The Legal Aid Agency is reviewing its Covid-19 contingency arrangements which could result in some temporary changes becoming permanent.
Malcolm Bryant, former head of exceptional and complex cases, told a Westminster Legal Policy Forum yesterday that the agency is working with providers to see which emergency changes will continue.
The agency has implemented over 40 contingency measures during the pandemic.
Bryant, who now heads the Public Defender Service, said: ‘We did put things [in] with pace. We do need to review where they have worked from all sides before making a decision on whether they will continue permanently.’ Providers will be notified if the agency reverts back to old arrangements, he added.
Bryant revealed that the agency received 566 queries from providers at the outset of the pandemic and national lockdown.
He said the agency rapidly broke these down into 140 distinct issues that required specific responses, which covered three main themes: financial support covering cash flow and fees/allowances; process changes; and contract requirement flexibilities.
Bryant said the agency had to dramatically speed up payment. For instance, the agency would only reject bills that were missing fundamental information. It paid for taxi and private vehicle costs, and allowed travel from home. The agency also paid costs for establishing video links as disbursements.
Process changes included accepting digital signatures and suspending time limits for delegated function applications, substantive amendments and appeals against LAA decisions.
The agency suspended routine visits, audits and peer review activity until August. It did not take any action against firms which were unable to meet minimum hour requirements for duty solicitors.
On the impact of Covid-19, Bryant said civil applications fell by around 15%, crime applications fell by around 34%, there was an initial 20% rise in bills submitted, and customer service calls fell by 45%.
Looking at further pressures ‘as we move into recovery stage’, Bryant said the agency is recruiting to strengthen capacity within its crime billing team. Bryant said Crown court activity will probably have the greatest pressure for the agency. ‘We need to ensure we have the staff there with the capability and capacity to deal with that when that works comes in,’ he said.

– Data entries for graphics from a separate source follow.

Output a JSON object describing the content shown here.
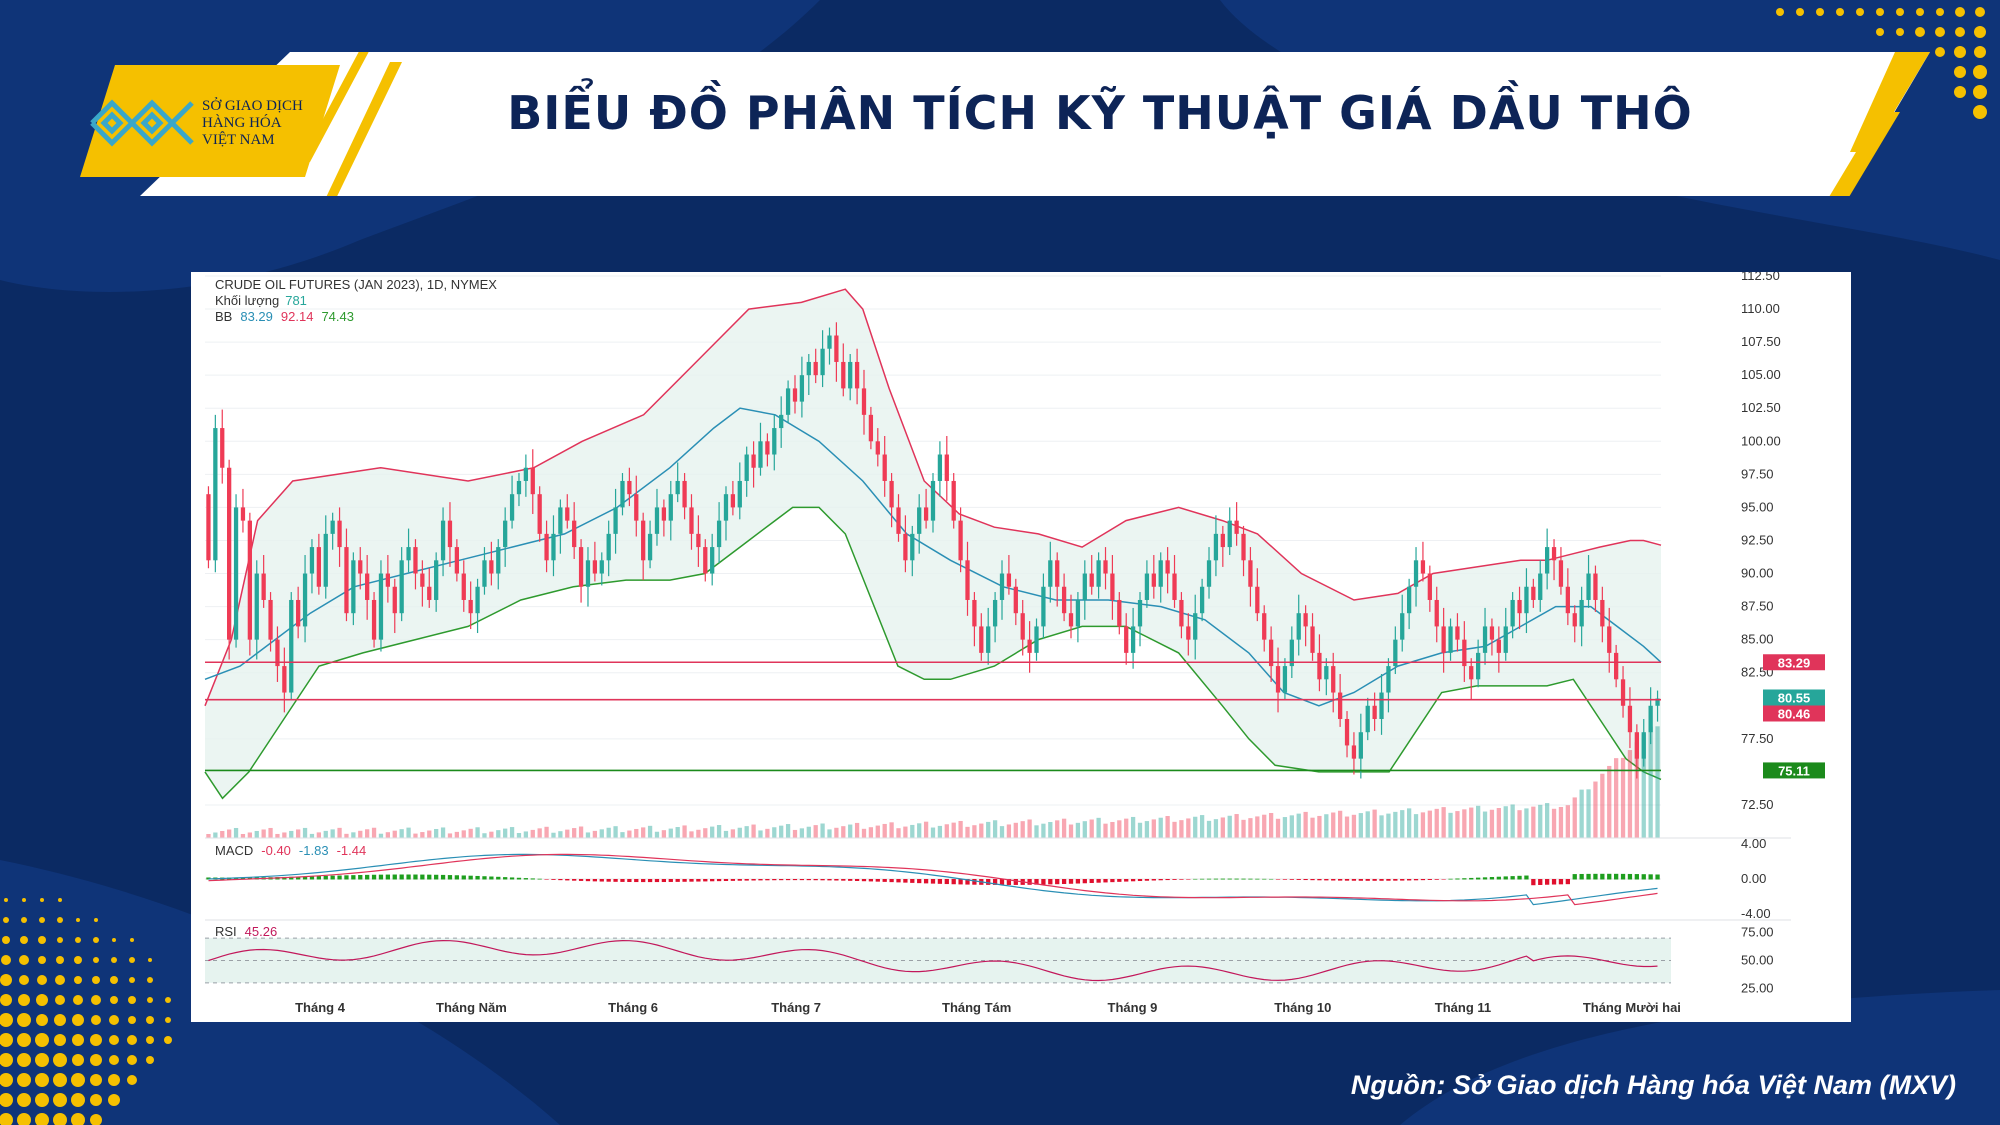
{
  "header": {
    "title": "BIỂU ĐỒ PHÂN TÍCH KỸ THUẬT GIÁ DẦU THÔ",
    "logo_lines": [
      "SỞ GIAO DỊCH",
      "HÀNG HÓA",
      "VIỆT NAM"
    ]
  },
  "source": "Nguồn: Sở Giao dịch Hàng hóa Việt Nam (MXV)",
  "colors": {
    "background": "#0b2a63",
    "accent_yellow": "#f5c000",
    "up_candle": "#26a69a",
    "down_candle": "#ef3b55",
    "bb_upper": "#e0345a",
    "bb_basis": "#2a8fb5",
    "bb_lower": "#2e9a2e",
    "bb_fill": "#e6f3ef"
  },
  "chart_data": {
    "type": "candlestick",
    "title": "CRUDE OIL FUTURES (JAN 2023), 1D, NYMEX",
    "volume_label": "Khối lượng",
    "volume_value": "781",
    "bb_label": "BB",
    "bb_values": [
      "83.29",
      "92.14",
      "74.43"
    ],
    "price_axis": {
      "ylim": [
        70,
        112.5
      ],
      "ticks": [
        "112.50",
        "110.00",
        "107.50",
        "105.00",
        "102.50",
        "100.00",
        "97.50",
        "95.00",
        "92.50",
        "90.00",
        "87.50",
        "85.00",
        "82.50",
        "77.50",
        "72.50"
      ]
    },
    "x_labels": [
      "Tháng 4",
      "Tháng Năm",
      "Tháng 6",
      "Tháng 7",
      "Tháng Tám",
      "Tháng 9",
      "Tháng 10",
      "Tháng 11",
      "Tháng Mười hai"
    ],
    "horizontal_levels": [
      {
        "value": 83.29,
        "label": "83.29",
        "color": "#e0345a"
      },
      {
        "value": 80.55,
        "label": "80.55",
        "color": "#26a69a"
      },
      {
        "value": 80.46,
        "label": "80.46",
        "color": "#e0345a"
      },
      {
        "value": 75.11,
        "label": "75.11",
        "color": "#1b8a1b"
      }
    ],
    "bb_upper_points": [
      [
        0,
        80
      ],
      [
        6,
        85
      ],
      [
        12,
        94
      ],
      [
        20,
        97
      ],
      [
        40,
        98
      ],
      [
        60,
        97
      ],
      [
        75,
        98
      ],
      [
        86,
        100
      ],
      [
        100,
        102
      ],
      [
        112,
        106
      ],
      [
        124,
        110
      ],
      [
        136,
        110.5
      ],
      [
        146,
        111.5
      ],
      [
        150,
        110
      ],
      [
        156,
        104
      ],
      [
        164,
        97
      ],
      [
        172,
        94.5
      ],
      [
        180,
        93.5
      ],
      [
        190,
        93
      ],
      [
        200,
        92
      ],
      [
        210,
        94
      ],
      [
        222,
        95
      ],
      [
        232,
        94
      ],
      [
        240,
        93
      ],
      [
        250,
        90
      ],
      [
        262,
        88
      ],
      [
        272,
        88.5
      ],
      [
        280,
        90
      ],
      [
        290,
        90.5
      ],
      [
        300,
        91
      ],
      [
        306,
        91
      ],
      [
        312,
        91.5
      ],
      [
        318,
        92
      ],
      [
        325,
        92.5
      ],
      [
        328,
        92.5
      ],
      [
        332,
        92.14
      ]
    ],
    "bb_basis_points": [
      [
        0,
        82
      ],
      [
        8,
        83
      ],
      [
        16,
        85
      ],
      [
        24,
        87
      ],
      [
        34,
        89
      ],
      [
        46,
        90
      ],
      [
        58,
        91
      ],
      [
        70,
        92
      ],
      [
        82,
        93
      ],
      [
        94,
        95
      ],
      [
        106,
        98
      ],
      [
        116,
        101
      ],
      [
        122,
        102.5
      ],
      [
        130,
        102
      ],
      [
        140,
        100
      ],
      [
        150,
        97
      ],
      [
        160,
        93
      ],
      [
        170,
        91
      ],
      [
        182,
        89
      ],
      [
        194,
        88
      ],
      [
        206,
        88
      ],
      [
        218,
        87.5
      ],
      [
        228,
        86.5
      ],
      [
        238,
        84
      ],
      [
        246,
        81
      ],
      [
        254,
        80
      ],
      [
        262,
        81
      ],
      [
        272,
        83
      ],
      [
        282,
        84
      ],
      [
        292,
        84.5
      ],
      [
        300,
        86
      ],
      [
        308,
        87.5
      ],
      [
        316,
        87.5
      ],
      [
        322,
        86
      ],
      [
        328,
        84.5
      ],
      [
        332,
        83.29
      ]
    ],
    "bb_lower_points": [
      [
        0,
        75
      ],
      [
        4,
        73
      ],
      [
        10,
        75
      ],
      [
        18,
        79
      ],
      [
        26,
        83
      ],
      [
        36,
        84
      ],
      [
        48,
        85
      ],
      [
        60,
        86
      ],
      [
        72,
        88
      ],
      [
        84,
        89
      ],
      [
        96,
        89.5
      ],
      [
        106,
        89.5
      ],
      [
        114,
        90
      ],
      [
        122,
        92
      ],
      [
        130,
        94
      ],
      [
        134,
        95
      ],
      [
        140,
        95
      ],
      [
        146,
        93
      ],
      [
        152,
        88
      ],
      [
        158,
        83
      ],
      [
        164,
        82
      ],
      [
        170,
        82
      ],
      [
        180,
        83
      ],
      [
        190,
        85
      ],
      [
        200,
        86
      ],
      [
        210,
        86
      ],
      [
        222,
        84
      ],
      [
        232,
        80
      ],
      [
        238,
        77.5
      ],
      [
        244,
        75.5
      ],
      [
        254,
        75
      ],
      [
        262,
        75
      ],
      [
        270,
        75
      ],
      [
        276,
        78
      ],
      [
        282,
        81
      ],
      [
        290,
        81.5
      ],
      [
        300,
        81.5
      ],
      [
        306,
        81.5
      ],
      [
        312,
        82
      ],
      [
        318,
        79
      ],
      [
        324,
        76
      ],
      [
        328,
        75
      ],
      [
        332,
        74.43
      ]
    ],
    "candles": [
      [
        96,
        91
      ],
      [
        91,
        101
      ],
      [
        101,
        98
      ],
      [
        98,
        85
      ],
      [
        85,
        95
      ],
      [
        95,
        94
      ],
      [
        94,
        85
      ],
      [
        85,
        90
      ],
      [
        90,
        88
      ],
      [
        88,
        85
      ],
      [
        85,
        83
      ],
      [
        83,
        81
      ],
      [
        81,
        88
      ],
      [
        88,
        86
      ],
      [
        86,
        90
      ],
      [
        90,
        92
      ],
      [
        92,
        89
      ],
      [
        89,
        93
      ],
      [
        93,
        94
      ],
      [
        94,
        92
      ],
      [
        92,
        87
      ],
      [
        87,
        91
      ],
      [
        91,
        90
      ],
      [
        90,
        88
      ],
      [
        88,
        85
      ],
      [
        85,
        90
      ],
      [
        90,
        89
      ],
      [
        89,
        87
      ],
      [
        87,
        91
      ],
      [
        91,
        92
      ],
      [
        92,
        90
      ],
      [
        90,
        89
      ],
      [
        89,
        88
      ],
      [
        88,
        91
      ],
      [
        91,
        94
      ],
      [
        94,
        92
      ],
      [
        92,
        90
      ],
      [
        90,
        88
      ],
      [
        88,
        87
      ],
      [
        87,
        89
      ],
      [
        89,
        91
      ],
      [
        91,
        90
      ],
      [
        90,
        92
      ],
      [
        92,
        94
      ],
      [
        94,
        96
      ],
      [
        96,
        97
      ],
      [
        97,
        98
      ],
      [
        98,
        96
      ],
      [
        96,
        93
      ],
      [
        93,
        91
      ],
      [
        91,
        93
      ],
      [
        93,
        95
      ],
      [
        95,
        94
      ],
      [
        94,
        92
      ],
      [
        92,
        89
      ],
      [
        89,
        91
      ],
      [
        91,
        90
      ],
      [
        90,
        91
      ],
      [
        91,
        93
      ],
      [
        93,
        95
      ],
      [
        95,
        97
      ],
      [
        97,
        96
      ],
      [
        96,
        94
      ],
      [
        94,
        91
      ],
      [
        91,
        93
      ],
      [
        93,
        95
      ],
      [
        95,
        94
      ],
      [
        94,
        96
      ],
      [
        96,
        97
      ],
      [
        97,
        95
      ],
      [
        95,
        93
      ],
      [
        93,
        92
      ],
      [
        92,
        90
      ],
      [
        90,
        92
      ],
      [
        92,
        94
      ],
      [
        94,
        96
      ],
      [
        96,
        95
      ],
      [
        95,
        97
      ],
      [
        97,
        99
      ],
      [
        99,
        98
      ],
      [
        98,
        100
      ],
      [
        100,
        99
      ],
      [
        99,
        101
      ],
      [
        101,
        102
      ],
      [
        102,
        104
      ],
      [
        104,
        103
      ],
      [
        103,
        105
      ],
      [
        105,
        106
      ],
      [
        106,
        105
      ],
      [
        105,
        107
      ],
      [
        107,
        108
      ],
      [
        108,
        106
      ],
      [
        106,
        104
      ],
      [
        104,
        106
      ],
      [
        106,
        104
      ],
      [
        104,
        102
      ],
      [
        102,
        100
      ],
      [
        100,
        99
      ],
      [
        99,
        97
      ],
      [
        97,
        95
      ],
      [
        95,
        93
      ],
      [
        93,
        91
      ],
      [
        91,
        93
      ],
      [
        93,
        95
      ],
      [
        95,
        94
      ],
      [
        94,
        97
      ],
      [
        97,
        99
      ],
      [
        99,
        97
      ],
      [
        97,
        94
      ],
      [
        94,
        91
      ],
      [
        91,
        88
      ],
      [
        88,
        86
      ],
      [
        86,
        84
      ],
      [
        84,
        86
      ],
      [
        86,
        88
      ],
      [
        88,
        90
      ],
      [
        90,
        89
      ],
      [
        89,
        87
      ],
      [
        87,
        85
      ],
      [
        85,
        84
      ],
      [
        84,
        86
      ],
      [
        86,
        89
      ],
      [
        89,
        91
      ],
      [
        91,
        89
      ],
      [
        89,
        87
      ],
      [
        87,
        86
      ],
      [
        86,
        88
      ],
      [
        88,
        90
      ],
      [
        90,
        89
      ],
      [
        89,
        91
      ],
      [
        91,
        90
      ],
      [
        90,
        88
      ],
      [
        88,
        86
      ],
      [
        86,
        84
      ],
      [
        84,
        86
      ],
      [
        86,
        88
      ],
      [
        88,
        90
      ],
      [
        90,
        89
      ],
      [
        89,
        91
      ],
      [
        91,
        90
      ],
      [
        90,
        88
      ],
      [
        88,
        86
      ],
      [
        86,
        85
      ],
      [
        85,
        87
      ],
      [
        87,
        89
      ],
      [
        89,
        91
      ],
      [
        91,
        93
      ],
      [
        93,
        92
      ],
      [
        92,
        94
      ],
      [
        94,
        93
      ],
      [
        93,
        91
      ],
      [
        91,
        89
      ],
      [
        89,
        87
      ],
      [
        87,
        85
      ],
      [
        85,
        83
      ],
      [
        83,
        81
      ],
      [
        81,
        83
      ],
      [
        83,
        85
      ],
      [
        85,
        87
      ],
      [
        87,
        86
      ],
      [
        86,
        84
      ],
      [
        84,
        82
      ],
      [
        82,
        83
      ],
      [
        83,
        81
      ],
      [
        81,
        79
      ],
      [
        79,
        77
      ],
      [
        77,
        76
      ],
      [
        76,
        78
      ],
      [
        78,
        80
      ],
      [
        80,
        79
      ],
      [
        79,
        81
      ],
      [
        81,
        83
      ],
      [
        83,
        85
      ],
      [
        85,
        87
      ],
      [
        87,
        89
      ],
      [
        89,
        91
      ],
      [
        91,
        90
      ],
      [
        90,
        88
      ],
      [
        88,
        86
      ],
      [
        86,
        84
      ],
      [
        84,
        86
      ],
      [
        86,
        85
      ],
      [
        85,
        83
      ],
      [
        83,
        82
      ],
      [
        82,
        84
      ],
      [
        84,
        86
      ],
      [
        86,
        85
      ],
      [
        85,
        84
      ],
      [
        84,
        86
      ],
      [
        86,
        88
      ],
      [
        88,
        87
      ],
      [
        87,
        89
      ],
      [
        89,
        88
      ],
      [
        88,
        90
      ],
      [
        90,
        92
      ],
      [
        92,
        91
      ],
      [
        91,
        89
      ],
      [
        89,
        87
      ],
      [
        87,
        86
      ],
      [
        86,
        88
      ],
      [
        88,
        90
      ],
      [
        90,
        88
      ],
      [
        88,
        86
      ],
      [
        86,
        84
      ],
      [
        84,
        82
      ],
      [
        82,
        80
      ],
      [
        80,
        78
      ],
      [
        78,
        76
      ],
      [
        76,
        78
      ],
      [
        78,
        80
      ],
      [
        80,
        80.55
      ]
    ],
    "macd": {
      "label": "MACD",
      "values": [
        "-0.40",
        "-1.83",
        "-1.44"
      ],
      "axis_ticks": [
        "4.00",
        "0.00",
        "-4.00"
      ],
      "ylim": [
        -4,
        4
      ]
    },
    "rsi": {
      "label": "RSI",
      "value": "45.26",
      "axis_ticks": [
        "75.00",
        "50.00",
        "25.00"
      ],
      "ylim": [
        20,
        80
      ]
    }
  }
}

The forum was looking at the next steps for legal aid. At an earlier session, Richard Miller, the Law Society’s head of justice, said it was ‘100% inevitable’ that the system will collapse unless there is significant change. Between April 2019 and September 2020, he said 73 offices had closed their family legal aid departments.
Malvika Jaganmohan, a family barrister at St Ives Chambers, pointed out that lawyers get paid for the hearing time, ‘which could be all of 10 minutes’, but practitioners do not get paid for necessary work done before and after the hearing, such as drafting attendance notes or position statements.
Stephen Davies, a criminal defence solicitor at national firm Tuckers, called for an independent pay review board to keep the issue of fees and rates ‘away from politicians’.